Tarusa houses the legislative, executive and judicial authorities of both the city of Tarusa and the Tarusa region.

Local government
The city administration and the city council of the municipal formation "City of Tarusa" are located in a building on Posadskaya Street (former Roza Luxembourg).

District
Tarusa District Administration, District Assembly of Deputies and Electoral Commission of Tarusa District Located in a building on Sobornaya Square (former Lenin Square), 3.

The first instance in the consideration of criminal and civil cases in Tarusa is the judicial district No. 44 of the Zhukovsky judicial district, where the justice of the peace judges. Located on Voskresenskaya (former Oktyabrskaya) street, 3a. The Tarussky District is under the jurisdiction of the Zhukovsky District Court of the Kaluga Region. The Tarussky District Court was abolished in June 2010. Now in the same building on Kaluzhskaya Street (former Lenina), 59 Zhukovsky District Court.

Regional
In the Legislative Assembly of the Kaluga Region, the Tarussky District is represented by a deputy elected from district 19. However, the district also includes the part of Kaluga, where the majority of voters live, and partly the Maloyaroslavetsky district. In the elections in September 2020, Tatyana Drozdova (United Russia) was elected as a deputy.

Services
The department of the Ministry of Internal Affairs of the Russian Federation for the Tarussky district (police) is located along Voskresenskaya (former Oktyabrskaya) street, 8.
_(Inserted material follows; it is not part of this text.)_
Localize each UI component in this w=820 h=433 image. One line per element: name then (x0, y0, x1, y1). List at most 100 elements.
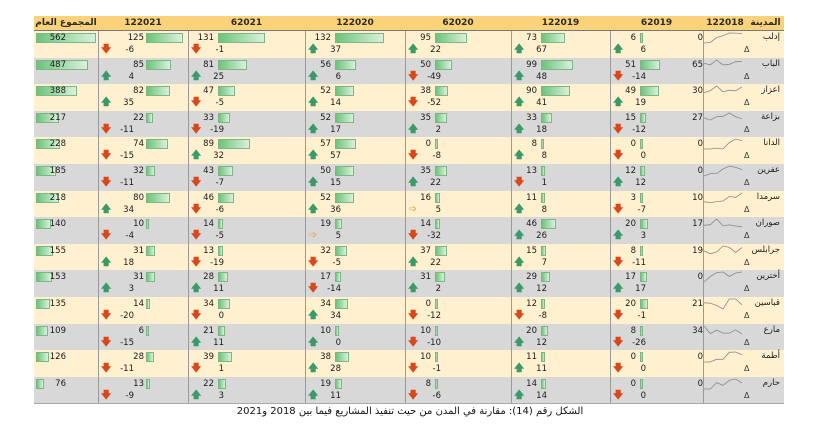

The city has one fire station number 24, located in the city center next to the bus station. It is planned to be moved.

 

Economy

Enterprises
Tarusa design studio of artistic embroidery produces modern women's clothing with handmade elements of traditional Tarusa embroidery.
The Artistic Embroidery Factory was created on the basis of the Tarusa artel of embroiderers, founded in 1924.
CJSC "Building ceramics" (brick)
The plant of the Scientific Research Institute of Artistic Crafts (ceramics) (now - NHP - Tarussky Artist LLC) was founded in 1974.
Shop-salon of art crafts "Ksyusha", ceramics, painting, birch bark, wood products, etc.
Special Design Bureau for Space Instrumentation of the Space Research Institute of the Russian Academy of Sciences
KB Integrated Systems LLC is a group of private companies in the field of high-precision small arms and robotics.
Brewery "Tarussky Gus"

 

Tourism

Rest House "Silver Age" (previously the Rest House was known as the Kuibyshev sanatorium, but now it has been reconstructed and partially rebuilt).

On the city embankment on the banks of the Oka there is a boarding house "Anchor".

Welna Eco Spa Resort is located in Tarusa.

 

Education

There are two secondary schools in the city: MBOU TSSH No. 1 and MBOU TSSH No. 2.

Secondary vocational education is provided by professional lyceum No. 34. It has been operating since 1968. The lyceum trains in the specialties: firefighter, seamstress, carpenter, cook, salesman, auto mechanic, secretary, plasterer.

Additional education for children in the field of music and art is provided by the Tarusa School of Arts. The school is located in the historic building of the former zemstvo hospital.

 

Healthcare

Tarusa hospital "CRH of the Tarusa region".

The Russian-Swiss charitable foundation "Raduga Tarusskaya" operates in the city. The founder is the Swiss Jörg Duss. The main focus of the fund is to help children, lonely old people, the disabled, and orphans. The fund is funded by voluntary donations from citizens of Switzerland and Russia.